Keras Model Memory Leak

I use the following codes to repeat training neural networks of the same structure many times in a for-loop.
However, the CPU’s memory continues going up, while GPU’s graphic memory is stable.
I have added manual GC at the end of the loop, but there’s still memory leak.
How to prevent memory leak when training these keras models?

I know there is a workaround load_weights and save_weights. Is there other solutions? I’m curious why even manual GC cannot stop it from leaking.

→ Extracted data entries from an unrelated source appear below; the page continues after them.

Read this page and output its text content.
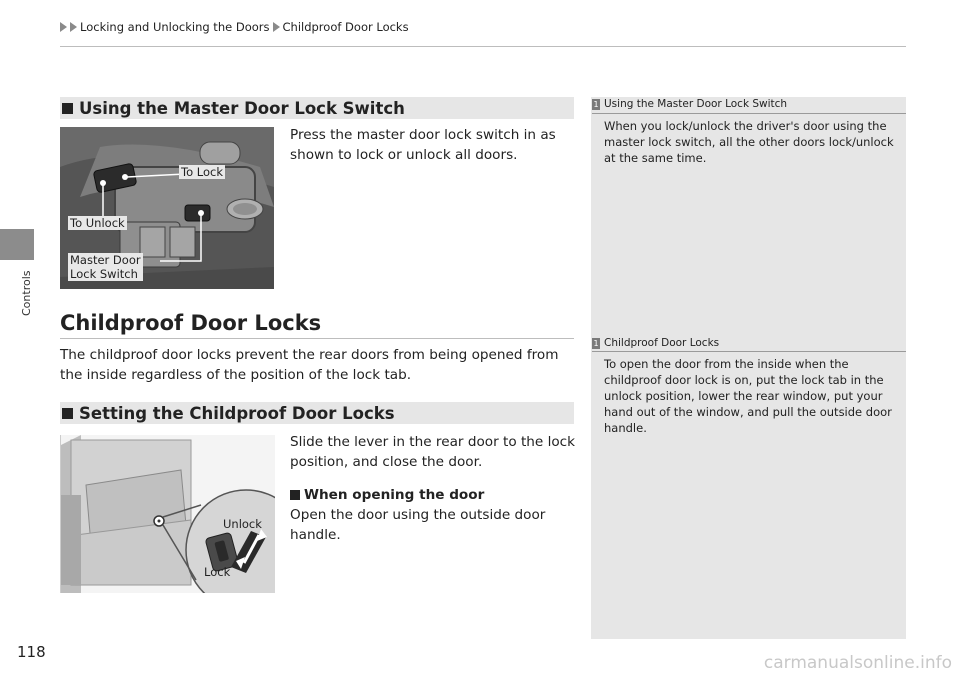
Locking and Unlocking the Doors Childproof Door Locks
Controls
Using the Master Door Lock Switch
To Lock
To Unlock
Master Door
Lock Switch
Press the master door lock switch in as shown to lock or unlock all doors.
Childproof Door Locks
The childproof door locks prevent the rear doors from being opened from the inside regardless of the position of the lock tab.
Setting the Childproof Door Locks
Unlock
Lock
Slide the lever in the rear door to the lock position, and close the door.
When opening the door
Open the door using the outside door handle.
1 Using the Master Door Lock Switch
When you lock/unlock the driver's door using the master lock switch, all the other doors lock/unlock at the same time.
1 Childproof Door Locks
To open the door from the inside when the childproof door lock is on, put the lock tab in the unlock position, lower the rear window, put your hand out of the window, and pull the outside door handle.
118
carmanualsonline.info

Ubuntu 22.04 LTS, TensorFlow 2.13.0, NVIDIA GTX 4090

...
l0 = Input(shape=(x_train.shape[1], x_train.shape[2]))
l1 = LSTM(32)(l0)
l2 = Dense(32, activation='relu')(l1)
l3 = Dense(1, activation='linear')(l2)
basic_model = tf.keras.Model(l0, l3)
for i, j in product(range(x_train.shape[2]), repeat=2):  # x_trian.shape[2] >= 13
    ... # define different datasets
    ur = tf.keras.models.clone_model(basic_model)
    ur.compile(optimizer='adam', loss='mse')
    sbm_ur = tf.keras.callbacks.ModelCheckpoint(f'raw/3_{dataset_name}_nn_{lag}/{height}_{i}_{j}_ur.h5', save_best_only=True)
    ur.fit(x_train_ur, y_train_ur, validation_data=(x_valid_ur, y_valid_ur), epochs=5000, batch_size=10000, callbacks=[stop_early, sbm_ur], verbose=0)
    r = tf.keras.models.clone_model(basic_model)
    r.compile(optimizer='adam', loss='mse')
    sbm_r = tf.keras.callbacks.ModelCheckpoint(f'raw/3_{dataset_name}_nn_{lag}/{height}_{i}_{j}_r.h5', save_best_only=True)
    r.fit(x_train_r, y_train_r, validation_data=(x_valid_r, y_valid_r), epochs=5000, batch_size=10000, callbacks=[stop_early, sbm_r], verbose=0)
    ...  # statistical inference
    del r, ur
    tf.keras.backend.clear_session()
    del x_train_ur, y_train_ur, x_train_r, y_train_r, \
    x_valid_ur, y_valid_ur, x_valid_r, y_valid_r, \
    x_test_ur, y_test_ur, x_test_r, y_test_r
    gc.collect()

Hi @cloudy ,

Welcome to the TensorFlow Forum .

Manual garbage collection might not be sufficient for TensorFlow’s memory management. This mechanism might not sync perfectly with Python’s garbage collector. By implementing tf.keras.backend.clear_session() after each training iteration, you may effectively address the memory leak issue. Also please upgrade to the latest TF version and let us know?

Thank you !